Прочтя ее, Матвеев не сразу ответил.
— Слушай! Что скажу тебе, на ус наматывай и с уст в уста передашь. Грамоту писать не стану — дело опасное. Ворогу попасть может. В Кремле бываю, приглядываюсь, прислушиваюсь. Царь наш не весьма крепко на престоле сидит. Знать, тяжела ему шапка Мономаха. Хоть и хитер, и лукав, и пронырлив сей царь, да чует сердце-вещун: долго не усидеть ему. Должно, и сам он думу такую думает. Вот и лютует.

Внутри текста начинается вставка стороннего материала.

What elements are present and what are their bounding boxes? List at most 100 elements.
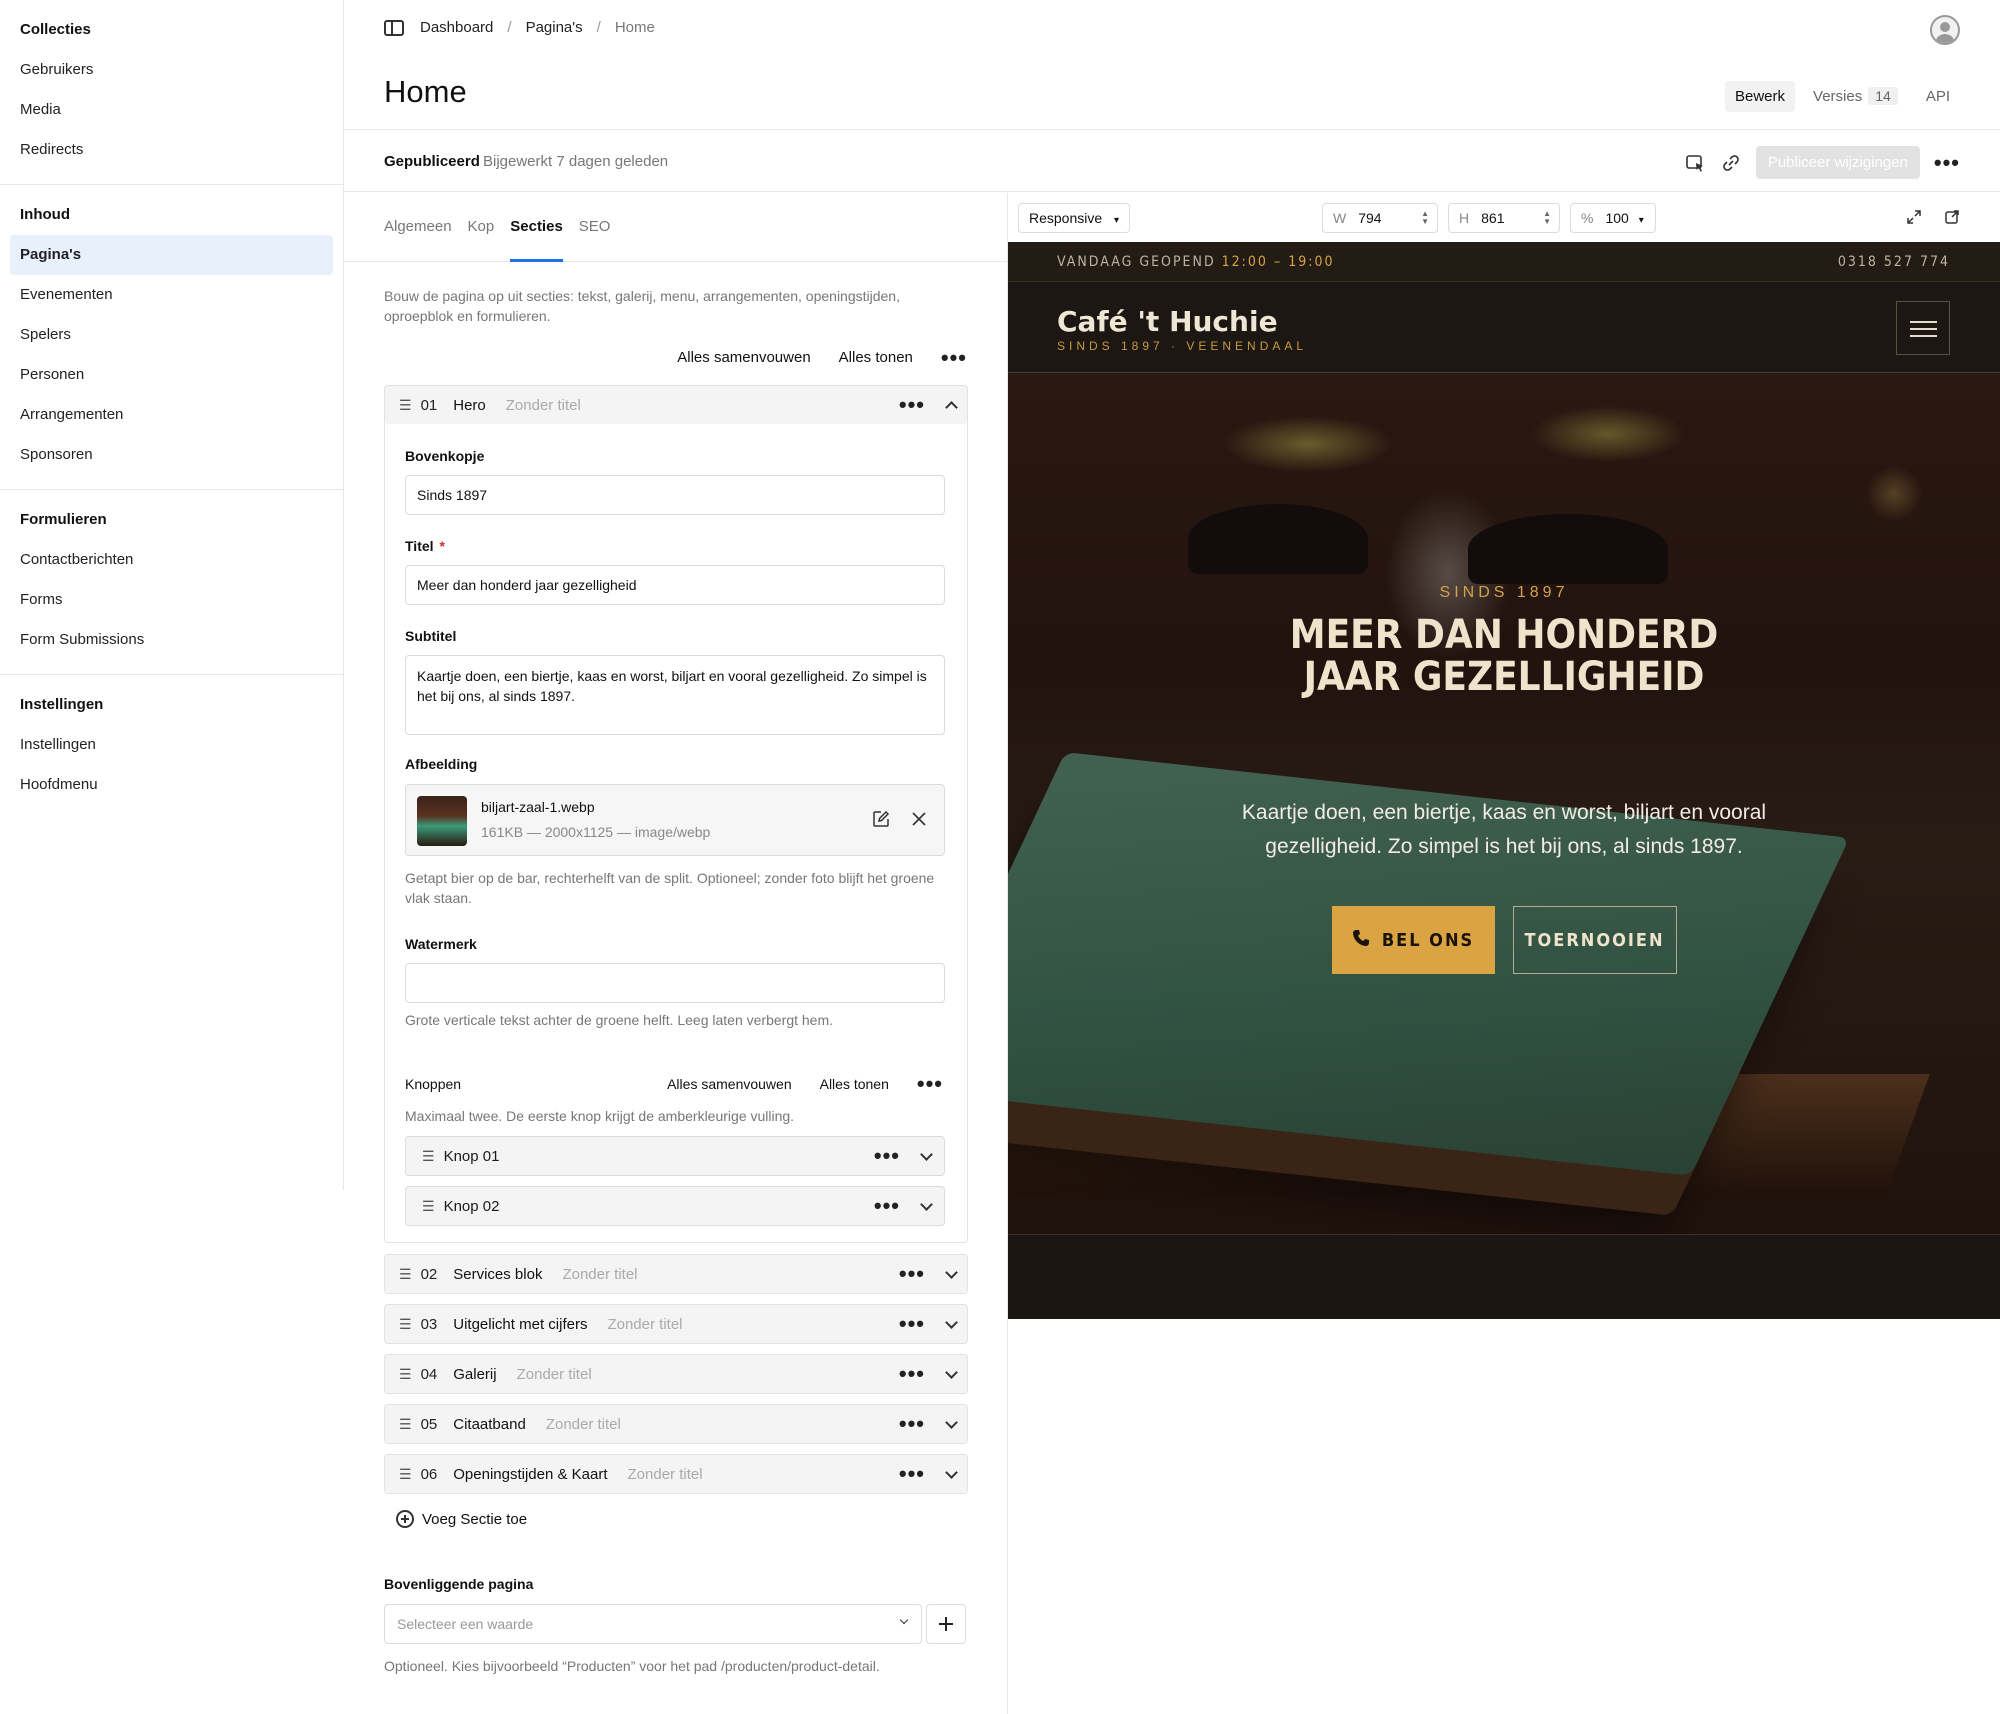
fullscreen-icon[interactable] (1906, 209, 1922, 229)
button-item[interactable]: ☰ Knop 02 ••• (405, 1186, 945, 1226)
stepper-icon[interactable]: ▲ ▼ (1421, 210, 1429, 226)
nav-heading[interactable]: Collecties (10, 10, 333, 50)
drag-handle-icon[interactable]: ☰ (399, 1366, 412, 1383)
sidebar-item-spelers[interactable]: Spelers (10, 315, 333, 355)
button-more-icon[interactable]: ••• (874, 1145, 900, 1167)
tab-seo[interactable]: SEO (579, 193, 611, 262)
nav-heading[interactable]: Inhoud (10, 195, 333, 235)
chevron-down-icon[interactable] (920, 1150, 932, 1162)
chevron-down-icon: ▾ (1638, 215, 1644, 226)
sidebar-item-form-submissions[interactable]: Form Submissions (10, 620, 333, 660)
sidebar-item-instellingen[interactable]: Instellingen (10, 725, 333, 765)
chevron-down-icon[interactable] (945, 1368, 957, 1380)
tab-kop[interactable]: Kop (468, 193, 495, 262)
site-logo[interactable]: Café 't Huchie (1057, 305, 1278, 338)
section-type: Uitgelicht met cijfers (453, 1315, 588, 1333)
button-more-icon[interactable]: ••• (874, 1195, 900, 1217)
section-more-icon[interactable]: ••• (899, 1413, 925, 1435)
sidebar-toggle-icon[interactable] (384, 19, 404, 36)
subtitle-textarea[interactable]: Kaartje doen, een biertje, kaas en worst… (405, 655, 945, 735)
open-today-label: VANDAAG GEOPEND (1057, 254, 1216, 270)
edit-icon[interactable] (872, 810, 890, 832)
call-button[interactable]: BEL ONS (1331, 906, 1495, 974)
zoom-select[interactable]: % 100 ▾ (1570, 203, 1656, 233)
drag-handle-icon[interactable]: ☰ (399, 397, 412, 414)
section-more-icon[interactable]: ••• (899, 1463, 925, 1485)
section-header[interactable]: ☰ 05 Citaatband Zonder titel ••• (385, 1405, 967, 1443)
drag-handle-icon[interactable]: ☰ (399, 1266, 412, 1283)
publish-button[interactable]: Publiceer wijzigingen (1755, 146, 1920, 179)
nav-heading[interactable]: Instellingen (10, 685, 333, 725)
watermark-input[interactable] (405, 963, 945, 1003)
drag-handle-icon[interactable]: ☰ (399, 1416, 412, 1433)
section-header[interactable]: ☰ 03 Uitgelicht met cijfers Zonder titel… (385, 1305, 967, 1343)
tab-bewerk[interactable]: Bewerk (1725, 80, 1796, 112)
subtitle-label: Subtitel (405, 628, 457, 644)
live-preview-icon[interactable] (1684, 152, 1706, 174)
sidebar-item-media[interactable]: Media (10, 90, 333, 130)
buttons-more-icon[interactable]: ••• (917, 1073, 943, 1095)
chevron-down-icon[interactable] (945, 1418, 957, 1430)
height-input[interactable]: H 861 ▲ ▼ (1448, 203, 1560, 233)
drag-handle-icon[interactable]: ☰ (422, 1198, 435, 1215)
drag-handle-icon[interactable]: ☰ (399, 1466, 412, 1483)
avatar[interactable] (1930, 15, 1960, 45)
width-input[interactable]: W 794 ▲ ▼ (1322, 203, 1438, 233)
sidebar-item-evenementen[interactable]: Evenementen (10, 275, 333, 315)
chevron-down-icon[interactable] (945, 1468, 957, 1480)
sidebar-item-forms[interactable]: Forms (10, 580, 333, 620)
image-thumbnail[interactable] (417, 796, 467, 846)
chevron-down-icon[interactable] (920, 1200, 932, 1212)
eyebrow-input[interactable]: Sinds 1897 (405, 475, 945, 515)
chevron-up-icon[interactable] (945, 399, 957, 411)
nav-heading[interactable]: Formulieren (10, 500, 333, 540)
section-more-icon[interactable]: ••• (899, 1263, 925, 1285)
parent-page-select[interactable]: Selecteer een waarde (384, 1604, 922, 1644)
show-all-button[interactable]: Alles tonen (839, 349, 913, 366)
section-more-icon[interactable]: ••• (899, 1363, 925, 1385)
tab-algemeen[interactable]: Algemeen (384, 193, 452, 262)
sidebar-item-sponsoren[interactable]: Sponsoren (10, 435, 333, 475)
buttons-collapse-all[interactable]: Alles samenvouwen (667, 1076, 792, 1092)
tab-api[interactable]: API (1916, 81, 1960, 112)
chevron-down-icon[interactable] (945, 1318, 957, 1330)
sidebar-item-hoofdmenu[interactable]: Hoofdmenu (10, 765, 333, 805)
add-parent-button[interactable] (926, 1604, 966, 1644)
button-item[interactable]: ☰ Knop 01 ••• (405, 1136, 945, 1176)
sidebar-item-arrangementen[interactable]: Arrangementen (10, 395, 333, 435)
section-header[interactable]: ☰ 06 Openingstijden & Kaart Zonder titel… (385, 1455, 967, 1493)
tab-secties[interactable]: Secties (510, 193, 563, 262)
section-header[interactable]: ☰ 01 Hero Zonder titel ••• (385, 386, 967, 424)
tournaments-button[interactable]: TOERNOOIEN (1512, 906, 1677, 974)
open-external-icon[interactable] (1944, 209, 1960, 229)
buttons-show-all[interactable]: Alles tonen (820, 1076, 889, 1092)
sidebar-item-gebruikers[interactable]: Gebruikers (10, 50, 333, 90)
topbar-phone[interactable]: 0318 527 774 (1838, 254, 1950, 270)
remove-icon[interactable] (910, 810, 928, 832)
chevron-down-icon[interactable] (945, 1268, 957, 1280)
sidebar-item-redirects[interactable]: Redirects (10, 130, 333, 170)
breadcrumb-paginas[interactable]: Pagina's (526, 19, 583, 36)
drag-handle-icon[interactable]: ☰ (399, 1316, 412, 1333)
collapse-all-button[interactable]: Alles samenvouwen (677, 349, 810, 366)
add-section-button[interactable]: Voeg Sectie toe (396, 1510, 527, 1528)
sidebar-item-contactberichten[interactable]: Contactberichten (10, 540, 333, 580)
stepper-icon[interactable]: ▲ ▼ (1543, 210, 1551, 226)
section-header[interactable]: ☰ 04 Galerij Zonder titel ••• (385, 1355, 967, 1393)
breakpoint-select[interactable]: Responsive ▾ (1018, 203, 1131, 233)
section-subtitle: Zonder titel (545, 1415, 621, 1433)
section-more-icon[interactable]: ••• (899, 394, 925, 416)
breadcrumb-dashboard[interactable]: Dashboard (420, 19, 493, 36)
drag-handle-icon[interactable]: ☰ (422, 1148, 435, 1165)
more-options-icon[interactable]: ••• (1934, 151, 1960, 173)
menu-icon[interactable] (1896, 301, 1950, 355)
sections-more-icon[interactable]: ••• (941, 346, 967, 368)
title-input[interactable]: Meer dan honderd jaar gezelligheid (405, 565, 945, 605)
sidebar-item-paginas[interactable]: Pagina's (10, 235, 333, 275)
sidebar-item-personen[interactable]: Personen (10, 355, 333, 395)
section-header[interactable]: ☰ 02 Services blok Zonder titel ••• (385, 1255, 967, 1293)
link-icon[interactable] (1720, 152, 1742, 174)
tab-versies[interactable]: Versies 14 (1803, 80, 1908, 112)
breadcrumb-separator: / (507, 19, 512, 36)
section-more-icon[interactable]: ••• (899, 1313, 925, 1335)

— Истинно, боярин, сказываешь, что лютует. Когда до тебя добирался, сколь я гиблого народу, мертвяков встречал! Страшные дела деются!
— Во, во! Страх у него перед Димитрием. Снова смута поднимается. Судьям неправедным да заплечным мастерам делов, ох, много! Избы пытошны забиты людьми, волокут туда и правых и виноватых. Хватай не хватай, всех гилевщиков не переведешь! Москва будто бочка с порохом. Того и гляди — взорвет!
Окольничий решительно сказал, как отрубил:
— Не гож он нам. — Помолчал, собираясь с мыслями. — Тянет руку старого, родовитого боярства, вотчинного. А боярам неродовитым, да дворянам, да детям боярским как быть? Вотчинник богат, в силе великой, людишек из поместий дворянских к себе в вотчину сманивает. Людишки бегут, в нетях обретаются, малых помещиков не слушаются, волком глядят. Того и жди, что засапожник[34] в спину примешь. Нам царь нужен, чтобы за всех стоял да землю по справедливости за службу верстал. А мужики да холопы снова, скажу, избаловались, испаскудились. Вот их через царя, через думу боярскую и потребно крепить за помещиком.
Шуйский много сделал для прикрепления крестьян к земле, но землевладельцев, в особенности помещиков-дворян, половинчатые меры уже не удовлетворяли.
«У этого окольничего дума о черных людях, как чирей на боку, — едко улыбнулся про себя Еремей. — И зудит, и свербит, и покою не дает».
Он опустил глаза, чтобы окольничий не увидел в них вспыхнувшей злобы.